Sunday, March 03, 2013

Luftpanzer!

I've been reading volume two, The Day of Battle, of Rick Atkinson's "Liberation Trilogy".

Atkinson writes well and has done his research; his Army at Dawn was a good summary of the U.S. North Africa campaign. The second volume is equally comprehensive on the campaigns for Sicily and Italy. Makes for a terrible story; you have to wonder what the hell the Allied leaders were thinking ("soft underbelly"? My ass). It's popular history, yes, but well-drawn and (so far as I can tell) sound on the major events and controversies of the place and time.

But that's not really what I wanted to talk about. It's these guys:

You can't make your way around North Africa, Sicily, and Italy between 1942 and 1944 without stumbling over this outfit, perhaps one of the oddest in military history; an entire armored division owned by an air force.

The Hermann Göring armored division was probably the strangest end-member of the Nazi penchant for empire-building, internal as well as external. The capability of the German ground forces in WW2 - and even the most Allied-biased have to admit that on the tactical level the German armed forces were largely better at their work than pretty much any of their enemies - is fairly remarkable given the almost-Byzantine-level of complexity of the Wehrmacht. Alongside the Heer, the regular Army, you had a completely parallel Nazi Party army in the "armed" or Waffen SS.

And beside them, you had damn near an entire freaking air force army.

You could say that the German military of the Forties did it exactly backwards from the way the U.S. did it; in the U.S. of 1943 the air force belonged to the army. In Germany, the air force HAD an army; 22 Luftwaffe feldivisionen, or "Air Force Field Divisions" That's not even counting the fallschirmjäger; the eleven divisions of German paratroops came under Air Force command (as did everything else that flew than that the Reichsmarschall could get his pudgy fingers on).

But you can make kind of a case for the paratroops (the Soviet paras were part of their air force, and even the early U.S. Army experiments with airborne troops flirted with the notion of slotting them into the USAAF), and the feldivisionen were flat-out a mid-war expedient forced on the Wehrmacht by Der Dicke's political pull and greed for power.

But the Hermann Göring was a whole different critter; a created-from-the-treads-up armored division for the German air force.

And the other odd thing is that, like the paratroopers and very unlike the felddivisionen (which were disasters and probably killed more Germans that their enemies...) the HG turned out to be an excellent combat outfit. Several commentators such as Martin Blumenson have rated it among the best of the German WW2 armored formations. That's pretty high praise, given the competition.

But...I'm sorry; the whole idea is just fucking weird.

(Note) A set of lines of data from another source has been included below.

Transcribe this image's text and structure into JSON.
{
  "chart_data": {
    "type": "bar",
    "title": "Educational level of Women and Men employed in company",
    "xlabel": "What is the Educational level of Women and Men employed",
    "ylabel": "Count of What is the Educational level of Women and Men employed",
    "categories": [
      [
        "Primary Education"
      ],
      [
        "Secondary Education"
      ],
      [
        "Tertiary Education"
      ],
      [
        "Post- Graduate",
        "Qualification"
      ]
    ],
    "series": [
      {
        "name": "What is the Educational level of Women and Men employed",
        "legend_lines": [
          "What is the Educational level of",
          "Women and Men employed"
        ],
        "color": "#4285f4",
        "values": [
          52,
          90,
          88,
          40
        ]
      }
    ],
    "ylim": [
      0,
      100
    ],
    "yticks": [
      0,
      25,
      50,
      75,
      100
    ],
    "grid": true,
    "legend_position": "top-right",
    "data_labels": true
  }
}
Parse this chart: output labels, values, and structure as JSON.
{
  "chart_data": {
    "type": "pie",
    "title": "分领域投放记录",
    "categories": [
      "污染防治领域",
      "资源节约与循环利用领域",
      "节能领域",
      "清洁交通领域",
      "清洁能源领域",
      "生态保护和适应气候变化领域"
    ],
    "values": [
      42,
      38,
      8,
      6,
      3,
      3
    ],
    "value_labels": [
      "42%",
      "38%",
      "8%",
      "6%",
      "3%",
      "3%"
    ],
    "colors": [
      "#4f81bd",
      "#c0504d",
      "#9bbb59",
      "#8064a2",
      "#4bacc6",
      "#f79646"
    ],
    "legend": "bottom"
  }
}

There are lots of things about the Nazi period in Germany that are fascinating in a horrible way. But there are some things about that period that are fascinating just because they're...odd. And the notion of an air force wanting their own tank division?

To me, that's just odd. I get it, I understand WHY Fatso wanted one - hard to be a soldier without understanding power bases and military empire-building - but letting him have one?

Odd.

But perhaps I should be careful about name-calling other militaries; at least the Kriegsmarine resisted the impulse to voluntarily form it's own infantry brigade.

Go figure.

4 comments:

Swanditch said...

For a moment I thought you were an Ogre player:

http://www.sjgames.com/miniatures/ogre/paneuropeanset4/

FDChief said...

Ogre! God, I DID play that back in the day! I had the rulebook back in the Seventies; never got past that, though SJG was bringing out the miniatures at the same time...

Damn; haven't thought of that for donkey's years...what a fun, goofy wargame.

Not as goofy as an air force armored division, but, still...

Leon said...

I'm surprised by the restraint shown by the Nazi party. I mean shouldn't the German Red Cross have their own panzergrenadier division? The Nationalist Socialist Teachers League their own Panzer Lehr division? Wait, maybe they did...
http://en.wikipedia.org/wiki/Panzer_Lehr

FDChief said...

I'm always kind of amazed that the Nazis did as well as they did. Their opponents must have been fucked up like a football bat; come to think of it, until about 1943 most of them were.

But the bottom line seems to be that in their military organization, as in their military strategy they seem to have been...well, good tacticians. Great at winning fights, wars? Not so much.